詠唱は不要
私の言葉に漆黒の魔女が顔を顰めて、何か私に言おうと口を開く。
でも、そんな時間は与えない。
既に漆黒の魔女へと勢いよくぶん投げていたロザリオが彼女を襲う。
それに反応すら出来なかった漆黒の魔女がロザリオに押されて後方の壁へと激突した。
その衝撃で洞窟内が激しく揺れる。
漆黒の魔女が声にならない声を上げた。
漆黒の魔女はロザリオの十字の直角に挟まれる形で洞窟の壁に貼りつけになっている。
私はロザリオを投げたと同時に追いかけるように漆黒の魔女へと向かって走り出していた。
なので、漆黒の魔女が壁に張り付いた瞬間、私は彼女の目の前に立っていたのだ。
そして、間髪入れずに身動きが取れない彼女へと手を翳す。
私に詠唱は不要だ。
「ホーリーインパクト」
そう呟いた瞬間、物凄い血相の漆黒の魔女を包み込むように白い光が広がり出し、たちまちこの空間をも飲み込んだ。
この空間にいた姫様やあのハゲ大臣も勿論この光に包まれる。
だけど、この聖魔法は光魔法とは違って対魔族用なので、普通の人間には無害で少し眩しいくらいだから問題はない。
やがて、白い光が徐々に薄れていく。
完全に光が消え去った時、洞窟内は再び松明の灯りが照らされた空間へと戻る。
そして、目の前の壁にはロザリオが突き刺さっているだけで、そこには漆黒の魔女の姿はなくなっていた。
私は壁にめり込んだロザリオを両手で掴んで、壁に右足を付けながら、力いっぱい引き抜く。
「ふんぬ!」
壁から離れたロザリオはすぐに小さく縮小していく。
再び元の大きさになったロザリオを首から掛ける。
いつもなら元に戻っていいよと私が言ってから戻るのに対して、今回は自らの意思で戻ったように感じた。
…流石にぶん投げたのは不味かったな?
漆黒の魔女にロザリオの力に頼っている的なニアンスで言われて思わずムッとしてしまって、気づいたらロザリオをぶん投げてしまっていたのだ。

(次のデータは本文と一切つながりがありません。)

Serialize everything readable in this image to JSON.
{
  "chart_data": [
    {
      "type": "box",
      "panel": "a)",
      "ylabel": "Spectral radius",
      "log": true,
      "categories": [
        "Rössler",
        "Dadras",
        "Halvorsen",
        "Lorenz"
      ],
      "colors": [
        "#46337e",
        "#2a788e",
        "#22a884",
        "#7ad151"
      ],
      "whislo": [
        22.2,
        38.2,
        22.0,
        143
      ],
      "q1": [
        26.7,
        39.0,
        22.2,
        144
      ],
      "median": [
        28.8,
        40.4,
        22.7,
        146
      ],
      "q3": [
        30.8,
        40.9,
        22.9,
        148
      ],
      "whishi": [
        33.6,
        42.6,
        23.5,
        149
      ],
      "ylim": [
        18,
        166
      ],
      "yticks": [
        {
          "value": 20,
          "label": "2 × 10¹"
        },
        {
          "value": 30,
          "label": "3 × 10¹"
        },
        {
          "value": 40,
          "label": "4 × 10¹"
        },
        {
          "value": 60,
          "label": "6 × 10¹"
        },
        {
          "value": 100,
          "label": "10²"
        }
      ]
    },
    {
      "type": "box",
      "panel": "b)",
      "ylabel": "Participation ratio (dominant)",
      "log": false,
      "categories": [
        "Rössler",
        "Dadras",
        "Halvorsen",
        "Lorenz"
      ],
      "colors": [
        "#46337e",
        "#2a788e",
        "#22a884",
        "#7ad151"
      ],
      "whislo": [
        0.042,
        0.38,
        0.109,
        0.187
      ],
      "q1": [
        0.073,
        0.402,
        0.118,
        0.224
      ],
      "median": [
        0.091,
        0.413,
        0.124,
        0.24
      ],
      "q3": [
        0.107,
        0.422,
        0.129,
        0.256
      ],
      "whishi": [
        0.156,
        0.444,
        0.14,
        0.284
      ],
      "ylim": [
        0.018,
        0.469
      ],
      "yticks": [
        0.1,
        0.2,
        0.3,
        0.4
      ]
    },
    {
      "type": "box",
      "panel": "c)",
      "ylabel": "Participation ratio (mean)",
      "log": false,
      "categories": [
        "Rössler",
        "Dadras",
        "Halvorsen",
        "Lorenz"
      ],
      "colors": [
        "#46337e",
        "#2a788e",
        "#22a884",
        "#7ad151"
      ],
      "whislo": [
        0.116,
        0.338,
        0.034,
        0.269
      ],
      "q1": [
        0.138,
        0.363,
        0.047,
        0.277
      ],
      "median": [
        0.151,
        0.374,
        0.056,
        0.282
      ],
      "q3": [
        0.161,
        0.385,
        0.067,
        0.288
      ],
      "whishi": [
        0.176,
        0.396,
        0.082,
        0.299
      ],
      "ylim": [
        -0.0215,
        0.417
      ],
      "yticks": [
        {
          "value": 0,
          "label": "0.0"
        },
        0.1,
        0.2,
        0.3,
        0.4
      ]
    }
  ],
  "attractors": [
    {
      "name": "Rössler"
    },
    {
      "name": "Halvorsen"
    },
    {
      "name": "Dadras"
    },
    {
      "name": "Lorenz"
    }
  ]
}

以前、今回と同じようにロザリオを雑に扱った時はしばらく全く反応を示してくれなかったことを思い出した。
そっと胸のロザリオを優しく撫でる。
「…ごめん。そして、お疲れ様」
胸元に視線を落としてそう呟いた。
「シスター!一体、何が起こったのですか?漆黒の魔女はどこに!?」
ロザリオに触れていると後ろから姫様の声が聞こえて、すぐに振り返る。
姫様は動かないでと私が言ったことを忠実に守って、しっかりと魔法陣の上に立っていた。